At issue is what to do with contaminated soil to be removed from the Housatonic River. GE, which had dumped carcinogenic polychlorinated biphenyls (PCBs) legally into the river from its sprawling Pittsfield plant until the practice was banned in 1979, had reached an agreement with the EPA in 2020 to clean up the river with the five towns affected by the pollution downstream from the plant: Lenox, Lee, Stockbridge, Great Barrington, and Sheffield, known collectively as the Rest of River Municipal Committee. As part of the settlement allowing the dump in Lee, GE will be obligated to pay $25 million to the town.

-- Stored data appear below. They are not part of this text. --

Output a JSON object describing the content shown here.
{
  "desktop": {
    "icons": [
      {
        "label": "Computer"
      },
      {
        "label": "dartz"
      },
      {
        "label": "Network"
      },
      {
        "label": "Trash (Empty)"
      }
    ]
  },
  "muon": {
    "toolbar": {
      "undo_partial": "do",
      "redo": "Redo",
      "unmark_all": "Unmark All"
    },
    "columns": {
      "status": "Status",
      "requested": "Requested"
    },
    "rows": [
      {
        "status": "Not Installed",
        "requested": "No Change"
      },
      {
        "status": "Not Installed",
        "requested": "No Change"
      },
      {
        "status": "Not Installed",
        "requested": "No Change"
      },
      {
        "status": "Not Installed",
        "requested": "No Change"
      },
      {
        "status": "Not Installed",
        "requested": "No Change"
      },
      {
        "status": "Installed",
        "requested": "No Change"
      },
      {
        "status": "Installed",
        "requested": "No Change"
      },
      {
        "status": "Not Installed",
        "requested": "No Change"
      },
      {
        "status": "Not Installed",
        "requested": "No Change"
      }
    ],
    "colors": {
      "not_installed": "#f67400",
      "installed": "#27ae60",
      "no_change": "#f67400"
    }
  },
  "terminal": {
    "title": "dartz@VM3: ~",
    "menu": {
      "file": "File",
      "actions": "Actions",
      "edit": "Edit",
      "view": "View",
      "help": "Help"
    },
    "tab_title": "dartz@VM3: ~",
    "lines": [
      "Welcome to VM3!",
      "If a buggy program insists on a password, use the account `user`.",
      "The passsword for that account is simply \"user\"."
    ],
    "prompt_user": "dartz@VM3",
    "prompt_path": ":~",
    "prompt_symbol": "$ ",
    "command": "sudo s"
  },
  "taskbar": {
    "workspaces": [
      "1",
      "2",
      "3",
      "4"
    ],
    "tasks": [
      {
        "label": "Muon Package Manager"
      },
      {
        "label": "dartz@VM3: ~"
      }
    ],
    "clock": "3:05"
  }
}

The decision sparked widespread unrest in Lee, with residents calling out the Lee Selectboard for agreeing to the deal and the nonprofit Housatonic River Initiative (HRI) appealing the agreement before EPA’s Environmental Appeals Board in Washington, D.C. If unsuccessful, the HRI has said it will seek relief in the federal court system.
Downing said he has followed the story in the news media and, “like just about everyone, I wouldn’t want the dump in my community. I don’t think any of us want the dump.”
“I want to learn more about what the options are, especially now that we’re in litigation before the EPA,” Downing explained. “I have not talked to any of the local officials who negotiated the agreement, so I have followed it and have committed to having a long meeting on it. I am not yet in a position to render a judgement on it.”
Downing, 39, will attempt to challenge Baker, who has not yet said if he will seek a third term in 2022. Harvard professor Danielle S. Allen, a political theorist, also has declared her candidacy for the Democratic nomination, as has state Sen. Sonia Chang-Diaz. Attorney General Maura Healey has not yet announced whether she is running, though she would be considered a favorite to win the nomination if she entered the race.